The CIHI forecasts that the country will spend $39.8 billion on drugs this year. $33.7 billion of that is expected to be spent on prescribed drugs — $6,839 per person — representing an annual increase of 4.2%. In contrast, year-on-year growth of costs spent on hospitals and doctors are forecast at 4% and 3.1%, respectively.

“Drug spending is increasing more than the other major areas of health spending — with a large proportion of drug spending going toward high-cost drugs for a small number of individuals,” said Brent Diverty, vice president of Programs, Canadian Institute for Health Information.

Estimates of total health expenditures in Canada are pegged at $253.5 billion this year. CIHI anticipates that the largest shares of health dollars will be spent on hospitals (28.3%), drugs (15.7%), and physician services (15.1%); the remaining 41% will go to other healthcare goods and services such as long-term care facilities and allied health professionals.

The institute expects that around $14.4 billion (42.7%) of prescribed drug spending will be financed with public funds, while the remainder will be covered by private insurers and individuals paying out of pocket.

In the public sector, provincial and territorial programs are expected to pay $12.2 billion for drugs this year; $830 million is expected to come from federal direct drug subsidy programs, and $1.3 billion from social security funds. Forecasts on the private side include $12.3 billion from private health insurers and $13.1 billion from individuals.

The institute also looked at the share of public drug spending that went to different drug categories in 2017. For the sixth straight year, anti-TNF drugs, biologics to treat conditions such as rheumatoid arthritis and Crohn’s disease, were estimated to capture the highest share of public spending (8.2%): $1.1 billion, which broke down to $19,341 per paid beneficiary.

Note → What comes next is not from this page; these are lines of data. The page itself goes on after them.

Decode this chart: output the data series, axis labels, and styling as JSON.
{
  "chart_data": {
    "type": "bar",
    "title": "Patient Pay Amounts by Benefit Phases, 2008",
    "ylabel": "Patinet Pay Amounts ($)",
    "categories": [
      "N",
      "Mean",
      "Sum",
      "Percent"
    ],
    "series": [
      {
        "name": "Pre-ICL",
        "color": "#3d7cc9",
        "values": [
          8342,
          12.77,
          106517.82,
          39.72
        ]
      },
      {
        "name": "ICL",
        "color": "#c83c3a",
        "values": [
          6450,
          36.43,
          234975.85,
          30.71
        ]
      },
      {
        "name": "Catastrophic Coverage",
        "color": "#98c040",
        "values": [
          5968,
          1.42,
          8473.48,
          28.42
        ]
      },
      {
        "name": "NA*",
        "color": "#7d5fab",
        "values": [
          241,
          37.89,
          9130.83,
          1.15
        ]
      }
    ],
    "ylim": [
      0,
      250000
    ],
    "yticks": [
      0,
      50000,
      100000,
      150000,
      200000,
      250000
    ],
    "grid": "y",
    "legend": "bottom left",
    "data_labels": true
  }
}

Antiviral drugs against hepatitis C accounted for the second-highest proportion (5%), taking $673.7 million and amounting to a per-beneficiary cost of $56,069. The top 10 drug classes by public drug program spending also included antineovascularization agents (4.6%, $9,225 per beneficiary), oral protein kinase inhibitors (2.3%, $30,506 per beneficiary), and selective immunosuppressants (2.2%, $7,007 per beneficiary).

“Opportunities to benefit from life-changing drugs have never been greater,” Diverty said. “But at the same time, spending on drugs through public drug programs has never been higher.”